Что касается его влияния на нашу, советскую литературу, то оно столь безгранично, что даже иногда становится опасным. Делать "под Чехова" легко, так как Чехов как будто бы весь в обыкновенном, весь в обыденном. Если не заметить за этим обыкновенным, обыденным великой поэзии человеческой жизни и великого обаяния человеческой личности — можно впасть в ничтожество. Это и случается иногда с нашими новеллистами, работающими "под Чехова".
Чехова называли раньше писателем сумерек, камерным лириком, поэтом «безвременья». Оказалось, что он увенчал великий XIX век русской литературы и явился зачинателем великого XX века литературы мировой.
28. I.60.
Завет:
Писать только то, что хочешь; хотеть только то, что можешь;* мочь почти все.
Ленин перед своим уходом из шалаша говорит Емельянову о камышах и здешнем кустарнике: "Чего только он не наслушался за месяц! Каких разговоров, споров, цитат, всякой латыни, немецкого, французского, английского, итальянского! Это теперь самый образованный и самый левый камыш в мире!"
_______________
* То есть точно знать свои возможности, не зарываться (примеч. автора).
21. II.60.
Тетка Марфа (рассказ) Неру приезжает на завод. Суматоха, незаметная для глаз неуклонная программа (…) Директор и сопров[ождающие] гостя лица идут на завод, осматривают, беседуют с заранее подготовленными людьми. И вдруг — мгновенное замешательство — Неру куда-то шагнул и оказался среди станков рядом с уборщицей теткой Марфой, пожилой, немного чудаковатой (даже не в себе); муж у нее погиб на войне, живется ей плохо, она выпивает; директор с ужасом вспоминает, что она у него была третьего дня, просила квартиру, он ей отказал, живет она в бараке, получает мало. Ему мерещится снятие с работы и др[угие] беды. Но уже поздно, Неру беседует с ней. И она говорит — говорит о том, что все хорошо, что она всем довольна, что у нас заботятся о рабочих людях, что муж у нее погиб за родину, и что если бы опять напали, она сама пошла бы… И что бывает трудно, но она знает, что все будет хорошо. И вот здесь ничего не было, и стал завод такой, и ради этого стоит пострадать. И директор чувствует, что у него становится тепло в глазах, и записывает: дать тетке Марфе квартиру, но потом забывает об этом. Неру тоже растроган.

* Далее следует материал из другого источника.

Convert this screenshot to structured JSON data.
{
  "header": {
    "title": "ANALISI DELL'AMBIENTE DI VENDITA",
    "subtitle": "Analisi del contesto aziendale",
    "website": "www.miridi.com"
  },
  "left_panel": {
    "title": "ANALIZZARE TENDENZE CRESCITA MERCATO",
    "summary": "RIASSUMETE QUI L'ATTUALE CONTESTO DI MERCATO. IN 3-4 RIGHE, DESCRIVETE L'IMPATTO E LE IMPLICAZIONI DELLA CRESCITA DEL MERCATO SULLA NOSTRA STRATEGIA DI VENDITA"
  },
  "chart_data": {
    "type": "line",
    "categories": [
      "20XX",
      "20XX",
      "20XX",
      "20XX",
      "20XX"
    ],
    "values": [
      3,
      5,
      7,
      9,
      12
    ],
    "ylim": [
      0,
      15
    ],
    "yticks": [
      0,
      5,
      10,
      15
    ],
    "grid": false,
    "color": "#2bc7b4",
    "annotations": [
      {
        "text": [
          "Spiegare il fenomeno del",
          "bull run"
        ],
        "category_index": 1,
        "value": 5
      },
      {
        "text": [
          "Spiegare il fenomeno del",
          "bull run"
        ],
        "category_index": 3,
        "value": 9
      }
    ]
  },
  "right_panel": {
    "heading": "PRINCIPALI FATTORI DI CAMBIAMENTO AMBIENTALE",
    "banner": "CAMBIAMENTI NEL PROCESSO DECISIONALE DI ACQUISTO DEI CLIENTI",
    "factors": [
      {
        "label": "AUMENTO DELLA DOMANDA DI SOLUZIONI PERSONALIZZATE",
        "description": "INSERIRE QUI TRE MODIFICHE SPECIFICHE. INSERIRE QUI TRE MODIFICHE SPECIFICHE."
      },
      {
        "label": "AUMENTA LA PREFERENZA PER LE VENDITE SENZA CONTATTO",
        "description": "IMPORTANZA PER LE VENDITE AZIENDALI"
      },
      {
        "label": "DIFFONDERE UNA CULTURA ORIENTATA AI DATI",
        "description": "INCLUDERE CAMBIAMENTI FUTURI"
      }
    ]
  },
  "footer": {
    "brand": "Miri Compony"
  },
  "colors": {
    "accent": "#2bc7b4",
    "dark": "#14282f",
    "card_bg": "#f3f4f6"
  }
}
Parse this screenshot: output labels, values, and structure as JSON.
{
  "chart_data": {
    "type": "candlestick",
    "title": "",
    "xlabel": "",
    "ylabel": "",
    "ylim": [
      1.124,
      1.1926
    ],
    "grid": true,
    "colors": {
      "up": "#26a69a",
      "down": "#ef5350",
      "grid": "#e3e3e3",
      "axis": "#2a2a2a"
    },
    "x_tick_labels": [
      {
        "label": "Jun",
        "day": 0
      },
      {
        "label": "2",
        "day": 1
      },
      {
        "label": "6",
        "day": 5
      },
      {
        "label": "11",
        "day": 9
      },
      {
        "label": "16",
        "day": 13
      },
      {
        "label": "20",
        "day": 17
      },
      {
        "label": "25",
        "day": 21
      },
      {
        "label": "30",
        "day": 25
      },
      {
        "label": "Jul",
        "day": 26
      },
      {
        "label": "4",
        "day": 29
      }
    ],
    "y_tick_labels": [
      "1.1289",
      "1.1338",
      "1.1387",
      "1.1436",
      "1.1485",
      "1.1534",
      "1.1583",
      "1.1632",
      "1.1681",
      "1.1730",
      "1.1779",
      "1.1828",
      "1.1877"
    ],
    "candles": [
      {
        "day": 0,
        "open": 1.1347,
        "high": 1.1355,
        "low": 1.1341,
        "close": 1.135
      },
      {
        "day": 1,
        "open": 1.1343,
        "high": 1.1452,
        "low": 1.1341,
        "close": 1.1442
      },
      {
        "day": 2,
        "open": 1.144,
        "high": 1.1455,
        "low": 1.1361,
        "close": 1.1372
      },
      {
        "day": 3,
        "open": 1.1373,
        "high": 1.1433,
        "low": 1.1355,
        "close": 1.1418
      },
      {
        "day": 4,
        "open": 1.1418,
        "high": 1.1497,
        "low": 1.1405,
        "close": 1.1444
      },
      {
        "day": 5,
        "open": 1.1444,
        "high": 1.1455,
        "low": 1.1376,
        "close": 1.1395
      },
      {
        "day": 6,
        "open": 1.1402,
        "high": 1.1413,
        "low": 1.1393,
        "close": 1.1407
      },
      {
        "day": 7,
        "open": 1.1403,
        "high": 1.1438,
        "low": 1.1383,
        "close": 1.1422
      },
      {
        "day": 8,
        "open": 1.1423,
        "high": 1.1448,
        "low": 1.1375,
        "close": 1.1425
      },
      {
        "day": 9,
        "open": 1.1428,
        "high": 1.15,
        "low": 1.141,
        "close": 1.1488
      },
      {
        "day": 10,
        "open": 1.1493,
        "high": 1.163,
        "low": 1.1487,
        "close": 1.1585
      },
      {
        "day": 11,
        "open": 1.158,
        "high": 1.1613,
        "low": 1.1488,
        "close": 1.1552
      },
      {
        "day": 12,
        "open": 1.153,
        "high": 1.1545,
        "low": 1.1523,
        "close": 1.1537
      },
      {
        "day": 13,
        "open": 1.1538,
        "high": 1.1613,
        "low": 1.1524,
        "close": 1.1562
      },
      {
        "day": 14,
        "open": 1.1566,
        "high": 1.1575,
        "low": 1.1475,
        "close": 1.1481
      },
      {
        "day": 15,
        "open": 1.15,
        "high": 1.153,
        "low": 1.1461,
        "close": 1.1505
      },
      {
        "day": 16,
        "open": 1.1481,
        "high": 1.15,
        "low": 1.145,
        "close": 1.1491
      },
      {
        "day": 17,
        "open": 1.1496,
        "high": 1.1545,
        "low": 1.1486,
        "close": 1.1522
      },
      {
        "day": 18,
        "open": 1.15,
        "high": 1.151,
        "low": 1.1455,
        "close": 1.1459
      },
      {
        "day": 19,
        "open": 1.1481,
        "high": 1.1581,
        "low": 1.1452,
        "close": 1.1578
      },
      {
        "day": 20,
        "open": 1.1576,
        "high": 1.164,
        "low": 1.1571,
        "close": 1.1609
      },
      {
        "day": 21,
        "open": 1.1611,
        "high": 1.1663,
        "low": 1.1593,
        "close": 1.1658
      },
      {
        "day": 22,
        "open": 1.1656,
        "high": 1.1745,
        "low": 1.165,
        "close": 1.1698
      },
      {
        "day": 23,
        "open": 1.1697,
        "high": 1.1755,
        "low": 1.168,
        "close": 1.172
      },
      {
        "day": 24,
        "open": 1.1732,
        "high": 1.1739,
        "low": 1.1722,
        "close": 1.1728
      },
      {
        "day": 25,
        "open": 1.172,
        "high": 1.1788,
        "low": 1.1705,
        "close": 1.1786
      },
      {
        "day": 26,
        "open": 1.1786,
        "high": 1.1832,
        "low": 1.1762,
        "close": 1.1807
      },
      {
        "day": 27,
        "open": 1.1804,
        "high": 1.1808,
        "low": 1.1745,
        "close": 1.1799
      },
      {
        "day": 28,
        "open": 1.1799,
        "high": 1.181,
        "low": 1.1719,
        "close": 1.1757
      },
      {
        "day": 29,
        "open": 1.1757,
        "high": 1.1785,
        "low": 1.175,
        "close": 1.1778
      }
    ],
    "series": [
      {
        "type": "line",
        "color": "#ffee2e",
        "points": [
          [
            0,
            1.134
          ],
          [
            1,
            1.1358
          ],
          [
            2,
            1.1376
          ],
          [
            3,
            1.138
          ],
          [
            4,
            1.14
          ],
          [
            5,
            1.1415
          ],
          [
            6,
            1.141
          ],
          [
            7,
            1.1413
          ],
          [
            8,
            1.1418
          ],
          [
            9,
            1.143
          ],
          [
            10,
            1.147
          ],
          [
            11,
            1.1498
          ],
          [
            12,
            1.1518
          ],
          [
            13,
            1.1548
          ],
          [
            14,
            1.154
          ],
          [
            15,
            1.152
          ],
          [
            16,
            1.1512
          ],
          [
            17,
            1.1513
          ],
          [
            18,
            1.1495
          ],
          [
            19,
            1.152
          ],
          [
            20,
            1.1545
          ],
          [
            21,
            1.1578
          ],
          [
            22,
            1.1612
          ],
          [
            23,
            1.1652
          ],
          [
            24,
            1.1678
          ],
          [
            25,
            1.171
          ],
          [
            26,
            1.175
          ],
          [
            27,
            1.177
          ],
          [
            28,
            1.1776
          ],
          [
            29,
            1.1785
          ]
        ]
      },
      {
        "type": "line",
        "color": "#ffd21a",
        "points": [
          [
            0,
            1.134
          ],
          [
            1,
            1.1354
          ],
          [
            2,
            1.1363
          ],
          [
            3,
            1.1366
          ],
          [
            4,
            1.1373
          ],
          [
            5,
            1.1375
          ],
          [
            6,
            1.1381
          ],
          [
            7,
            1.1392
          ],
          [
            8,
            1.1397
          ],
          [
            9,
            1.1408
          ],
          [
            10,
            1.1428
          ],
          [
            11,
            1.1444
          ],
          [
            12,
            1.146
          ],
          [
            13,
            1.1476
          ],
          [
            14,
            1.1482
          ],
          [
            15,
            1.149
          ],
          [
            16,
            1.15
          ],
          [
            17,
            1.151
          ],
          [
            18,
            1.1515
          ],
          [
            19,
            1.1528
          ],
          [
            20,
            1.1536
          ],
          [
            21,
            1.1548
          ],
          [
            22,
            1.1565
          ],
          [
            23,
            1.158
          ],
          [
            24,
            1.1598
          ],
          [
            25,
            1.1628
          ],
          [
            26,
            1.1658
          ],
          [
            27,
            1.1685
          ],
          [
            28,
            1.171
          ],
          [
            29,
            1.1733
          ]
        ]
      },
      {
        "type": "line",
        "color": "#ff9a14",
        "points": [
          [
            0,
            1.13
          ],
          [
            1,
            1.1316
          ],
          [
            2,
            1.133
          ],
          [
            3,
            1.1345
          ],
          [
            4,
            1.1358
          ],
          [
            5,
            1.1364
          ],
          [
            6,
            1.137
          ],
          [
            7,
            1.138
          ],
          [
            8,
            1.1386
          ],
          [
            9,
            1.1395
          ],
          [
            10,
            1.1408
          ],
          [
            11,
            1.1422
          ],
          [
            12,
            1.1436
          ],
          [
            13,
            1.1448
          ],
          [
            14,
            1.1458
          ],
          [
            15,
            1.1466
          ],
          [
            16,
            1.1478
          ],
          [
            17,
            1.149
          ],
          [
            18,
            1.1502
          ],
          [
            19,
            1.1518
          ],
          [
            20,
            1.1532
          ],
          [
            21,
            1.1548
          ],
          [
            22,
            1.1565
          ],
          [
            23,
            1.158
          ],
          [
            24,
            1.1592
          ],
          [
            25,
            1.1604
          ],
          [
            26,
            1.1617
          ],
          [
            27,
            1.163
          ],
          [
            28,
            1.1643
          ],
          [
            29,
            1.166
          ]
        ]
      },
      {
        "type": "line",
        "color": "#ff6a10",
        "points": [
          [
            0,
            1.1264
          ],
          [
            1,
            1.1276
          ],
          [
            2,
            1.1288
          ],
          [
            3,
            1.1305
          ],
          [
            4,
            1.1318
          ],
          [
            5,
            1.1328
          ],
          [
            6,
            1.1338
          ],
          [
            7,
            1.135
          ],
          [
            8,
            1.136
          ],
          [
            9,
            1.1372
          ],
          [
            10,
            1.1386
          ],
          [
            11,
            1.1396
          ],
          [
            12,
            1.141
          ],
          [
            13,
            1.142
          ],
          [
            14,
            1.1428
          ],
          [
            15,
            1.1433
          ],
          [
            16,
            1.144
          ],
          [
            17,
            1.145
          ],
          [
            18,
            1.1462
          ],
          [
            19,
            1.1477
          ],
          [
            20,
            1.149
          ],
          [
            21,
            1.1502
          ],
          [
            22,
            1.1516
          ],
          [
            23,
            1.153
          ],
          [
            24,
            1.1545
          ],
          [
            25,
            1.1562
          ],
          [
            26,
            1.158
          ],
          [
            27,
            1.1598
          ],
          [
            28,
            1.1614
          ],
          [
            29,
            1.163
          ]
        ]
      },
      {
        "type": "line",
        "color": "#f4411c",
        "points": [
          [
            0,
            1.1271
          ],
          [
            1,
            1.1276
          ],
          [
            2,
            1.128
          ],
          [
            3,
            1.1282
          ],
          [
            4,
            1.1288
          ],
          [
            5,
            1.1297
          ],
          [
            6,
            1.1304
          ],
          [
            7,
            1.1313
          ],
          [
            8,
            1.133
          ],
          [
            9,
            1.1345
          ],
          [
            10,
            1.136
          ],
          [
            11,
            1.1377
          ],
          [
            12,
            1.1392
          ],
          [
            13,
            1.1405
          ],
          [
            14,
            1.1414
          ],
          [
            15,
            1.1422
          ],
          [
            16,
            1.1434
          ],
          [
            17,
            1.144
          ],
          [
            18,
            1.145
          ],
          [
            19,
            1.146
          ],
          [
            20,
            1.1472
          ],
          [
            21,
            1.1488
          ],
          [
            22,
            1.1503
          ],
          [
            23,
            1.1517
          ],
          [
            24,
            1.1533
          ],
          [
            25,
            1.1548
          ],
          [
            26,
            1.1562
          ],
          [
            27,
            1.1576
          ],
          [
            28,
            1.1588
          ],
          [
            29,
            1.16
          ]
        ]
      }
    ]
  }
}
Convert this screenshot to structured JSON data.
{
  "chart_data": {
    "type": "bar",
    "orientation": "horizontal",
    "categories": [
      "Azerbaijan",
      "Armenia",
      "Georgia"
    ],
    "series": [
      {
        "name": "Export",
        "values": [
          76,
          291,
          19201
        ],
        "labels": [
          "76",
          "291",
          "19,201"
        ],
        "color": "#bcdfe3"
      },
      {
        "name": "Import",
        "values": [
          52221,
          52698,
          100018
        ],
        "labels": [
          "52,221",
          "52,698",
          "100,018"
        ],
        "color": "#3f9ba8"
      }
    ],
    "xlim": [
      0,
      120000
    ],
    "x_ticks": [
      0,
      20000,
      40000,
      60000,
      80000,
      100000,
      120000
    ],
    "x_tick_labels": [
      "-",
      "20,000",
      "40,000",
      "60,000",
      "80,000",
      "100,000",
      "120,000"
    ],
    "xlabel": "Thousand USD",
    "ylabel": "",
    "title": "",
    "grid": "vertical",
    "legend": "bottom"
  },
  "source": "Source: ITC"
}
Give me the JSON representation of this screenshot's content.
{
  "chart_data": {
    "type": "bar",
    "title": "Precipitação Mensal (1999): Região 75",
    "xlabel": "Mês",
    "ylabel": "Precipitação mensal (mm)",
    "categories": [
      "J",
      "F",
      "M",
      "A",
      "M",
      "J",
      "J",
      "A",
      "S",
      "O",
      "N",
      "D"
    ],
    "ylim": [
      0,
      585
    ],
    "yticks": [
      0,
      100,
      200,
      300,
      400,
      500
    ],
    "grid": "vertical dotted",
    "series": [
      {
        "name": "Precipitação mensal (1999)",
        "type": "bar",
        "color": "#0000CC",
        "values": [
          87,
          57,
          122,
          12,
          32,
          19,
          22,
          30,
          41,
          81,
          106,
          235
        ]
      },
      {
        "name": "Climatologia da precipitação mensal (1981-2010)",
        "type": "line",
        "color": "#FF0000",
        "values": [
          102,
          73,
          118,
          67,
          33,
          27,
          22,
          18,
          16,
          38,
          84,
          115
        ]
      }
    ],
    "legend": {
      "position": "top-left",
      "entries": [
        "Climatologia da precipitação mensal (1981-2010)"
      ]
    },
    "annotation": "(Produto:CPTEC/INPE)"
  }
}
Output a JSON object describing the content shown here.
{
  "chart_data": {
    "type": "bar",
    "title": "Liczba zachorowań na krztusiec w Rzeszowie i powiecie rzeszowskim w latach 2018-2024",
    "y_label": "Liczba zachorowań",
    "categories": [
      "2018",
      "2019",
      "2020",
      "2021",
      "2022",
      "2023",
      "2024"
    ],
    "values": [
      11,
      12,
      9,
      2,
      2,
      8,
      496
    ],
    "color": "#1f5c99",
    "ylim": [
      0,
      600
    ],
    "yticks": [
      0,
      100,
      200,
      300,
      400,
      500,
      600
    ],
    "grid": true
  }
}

У нее серые глаза, веселые, а если вглядеться, то странные (веселость неподвижная), с сумасшедшинкой в самой глубине. Когда на заводе при Неру она вдруг оборачивается и видит директора, глаза ее становятся стальными и, по-панибратски взяв Неру за плечо, она указывает ему на директора. Директор замирает со страха. Она говорит по-хозяйски:
— А это наш директор, Валентин Иванович… Сам из рабочих, инженер… Доменщик большой специалист — мы его уважаем. И он нас… Так у нас водится в Советской стране…
(На приеме) он спрашивает ее:
— Почему ходишь, как распустеха?
Она до той поры добродушная вдруг рассердилась, и ее глаза вспыхнули. Подняв на него глаза, она спросила:
— А почему твоя жена ходит, как б….?
Он покраснел, покосился на Анну Семеновну (та явно была довольна и еле сдерживала улыбку).
Директор вскочил, но сдержался, перешел на «вы».
— Ну, знаете, тетка Марфа… Нехорошо так выражаться… Почему ты так говоришь?